Scientific classification
- Kingdom: Plantae
- Clade: Tracheophytes
- Clade: Angiosperms
- Clade: Eudicots
- Order: Caryophyllales
- Family: Caryophyllaceae
- Genus: Stellaria
- Species: S. longifolia
- Binomial name: Stellaria longifolia Muhl. ex Willd.

= Stellaria longifolia =

- Genus: Stellaria
- Species: longifolia
- Authority: Muhl. ex Willd.

Species of plant

Stellaria longifolia is a species of flowering plant in the family Caryophyllaceae known by the common name longleaf starwort. It is native to much of the northern half of the Northern Hemisphere, occurring throughout northern Europe and North America. It grows in many types of moist habitat, including meadows, marshes, and roadsides.
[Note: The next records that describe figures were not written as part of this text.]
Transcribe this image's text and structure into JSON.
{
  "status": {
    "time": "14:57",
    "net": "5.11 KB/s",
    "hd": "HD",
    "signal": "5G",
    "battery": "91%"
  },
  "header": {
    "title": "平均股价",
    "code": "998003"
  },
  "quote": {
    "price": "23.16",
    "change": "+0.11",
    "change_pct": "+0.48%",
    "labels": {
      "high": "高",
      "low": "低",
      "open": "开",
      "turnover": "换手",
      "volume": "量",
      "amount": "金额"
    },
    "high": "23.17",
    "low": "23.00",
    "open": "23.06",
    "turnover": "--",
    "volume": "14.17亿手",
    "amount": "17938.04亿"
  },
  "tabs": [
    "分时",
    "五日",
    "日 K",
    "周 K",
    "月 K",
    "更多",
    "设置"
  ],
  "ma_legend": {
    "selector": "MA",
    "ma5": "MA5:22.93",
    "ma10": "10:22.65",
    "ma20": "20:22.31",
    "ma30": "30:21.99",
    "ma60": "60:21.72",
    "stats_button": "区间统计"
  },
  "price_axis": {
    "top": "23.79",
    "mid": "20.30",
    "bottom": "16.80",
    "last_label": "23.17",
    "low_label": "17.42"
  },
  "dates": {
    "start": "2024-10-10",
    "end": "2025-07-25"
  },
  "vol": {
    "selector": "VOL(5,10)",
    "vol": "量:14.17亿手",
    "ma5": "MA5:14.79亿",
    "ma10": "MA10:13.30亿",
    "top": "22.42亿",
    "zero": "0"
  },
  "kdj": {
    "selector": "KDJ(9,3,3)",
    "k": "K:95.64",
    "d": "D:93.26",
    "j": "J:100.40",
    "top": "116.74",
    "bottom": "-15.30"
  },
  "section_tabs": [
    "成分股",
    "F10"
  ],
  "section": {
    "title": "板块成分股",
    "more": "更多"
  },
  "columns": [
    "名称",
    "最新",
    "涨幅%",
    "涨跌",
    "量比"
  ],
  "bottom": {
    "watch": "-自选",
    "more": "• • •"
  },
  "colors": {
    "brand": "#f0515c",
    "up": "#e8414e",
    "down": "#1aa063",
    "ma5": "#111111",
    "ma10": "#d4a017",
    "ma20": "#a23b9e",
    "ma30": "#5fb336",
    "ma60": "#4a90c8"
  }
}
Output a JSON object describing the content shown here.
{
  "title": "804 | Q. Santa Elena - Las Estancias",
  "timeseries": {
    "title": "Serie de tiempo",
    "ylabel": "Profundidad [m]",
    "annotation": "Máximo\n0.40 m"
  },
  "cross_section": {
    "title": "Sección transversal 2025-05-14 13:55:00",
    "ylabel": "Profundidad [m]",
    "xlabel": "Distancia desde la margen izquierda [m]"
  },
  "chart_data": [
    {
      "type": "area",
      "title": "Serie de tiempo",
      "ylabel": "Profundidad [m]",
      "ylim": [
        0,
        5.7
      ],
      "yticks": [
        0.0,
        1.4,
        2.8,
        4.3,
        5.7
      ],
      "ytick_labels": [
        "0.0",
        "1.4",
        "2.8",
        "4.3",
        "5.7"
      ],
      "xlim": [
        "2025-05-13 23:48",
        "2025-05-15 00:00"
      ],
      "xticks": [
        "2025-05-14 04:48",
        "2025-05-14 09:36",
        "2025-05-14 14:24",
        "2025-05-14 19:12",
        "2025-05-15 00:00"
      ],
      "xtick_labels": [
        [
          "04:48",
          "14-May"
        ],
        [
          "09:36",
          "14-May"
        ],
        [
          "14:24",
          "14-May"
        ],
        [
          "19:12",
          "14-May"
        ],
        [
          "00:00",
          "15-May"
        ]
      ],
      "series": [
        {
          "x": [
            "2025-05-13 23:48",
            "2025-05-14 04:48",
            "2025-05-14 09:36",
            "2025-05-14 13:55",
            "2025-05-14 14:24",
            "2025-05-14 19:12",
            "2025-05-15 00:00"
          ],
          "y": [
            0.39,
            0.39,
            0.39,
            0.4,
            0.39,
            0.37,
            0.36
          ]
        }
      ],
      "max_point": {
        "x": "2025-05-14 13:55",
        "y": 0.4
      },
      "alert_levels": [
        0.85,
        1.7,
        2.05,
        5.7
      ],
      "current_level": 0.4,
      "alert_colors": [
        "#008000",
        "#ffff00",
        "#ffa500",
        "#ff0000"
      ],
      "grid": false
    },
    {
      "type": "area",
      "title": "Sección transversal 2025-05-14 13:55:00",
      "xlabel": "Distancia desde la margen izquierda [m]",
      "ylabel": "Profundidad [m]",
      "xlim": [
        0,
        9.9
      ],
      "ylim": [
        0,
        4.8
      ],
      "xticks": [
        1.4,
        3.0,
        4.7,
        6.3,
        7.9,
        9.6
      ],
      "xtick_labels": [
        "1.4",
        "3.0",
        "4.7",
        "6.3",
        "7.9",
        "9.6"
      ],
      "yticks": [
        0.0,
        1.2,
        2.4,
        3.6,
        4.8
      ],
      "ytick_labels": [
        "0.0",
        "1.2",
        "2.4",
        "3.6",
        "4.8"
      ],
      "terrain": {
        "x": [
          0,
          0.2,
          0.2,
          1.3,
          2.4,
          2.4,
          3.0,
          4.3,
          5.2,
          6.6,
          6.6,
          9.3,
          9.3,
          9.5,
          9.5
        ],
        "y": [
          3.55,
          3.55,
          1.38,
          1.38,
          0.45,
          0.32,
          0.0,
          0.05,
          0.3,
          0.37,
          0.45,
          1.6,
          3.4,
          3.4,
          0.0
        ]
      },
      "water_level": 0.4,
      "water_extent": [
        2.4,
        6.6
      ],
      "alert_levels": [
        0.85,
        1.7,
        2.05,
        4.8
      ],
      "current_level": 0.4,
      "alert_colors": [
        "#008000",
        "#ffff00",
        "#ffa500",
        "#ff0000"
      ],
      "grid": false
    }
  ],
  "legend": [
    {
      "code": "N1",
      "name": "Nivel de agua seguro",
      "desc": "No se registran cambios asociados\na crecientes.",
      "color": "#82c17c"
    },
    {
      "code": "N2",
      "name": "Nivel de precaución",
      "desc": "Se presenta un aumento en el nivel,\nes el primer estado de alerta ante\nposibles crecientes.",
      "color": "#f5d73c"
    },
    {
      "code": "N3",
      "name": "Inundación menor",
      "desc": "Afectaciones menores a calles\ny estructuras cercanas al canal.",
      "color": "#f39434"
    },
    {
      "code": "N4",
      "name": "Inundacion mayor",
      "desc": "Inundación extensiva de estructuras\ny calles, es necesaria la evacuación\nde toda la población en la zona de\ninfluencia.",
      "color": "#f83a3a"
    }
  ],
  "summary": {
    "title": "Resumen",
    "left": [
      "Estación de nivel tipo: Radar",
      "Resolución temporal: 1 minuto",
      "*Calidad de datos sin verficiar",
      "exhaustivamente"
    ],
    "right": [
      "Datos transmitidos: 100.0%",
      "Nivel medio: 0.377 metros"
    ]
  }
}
It is a rhizomatous perennial herb forming clumps with sprawling, branching stems which are mostly hairless except for tiny rough hairs along the edges of the squarish stem. The linear to lance-shaped leaves are up to 3.5 centimeters long and are oppositely arranged in pairs. The inflorescence bears several flowers, each on a short pedicel. The flower has five pointed green sepals each a few millimeters long. There are five white petals, each so deeply lobed it appears to be two.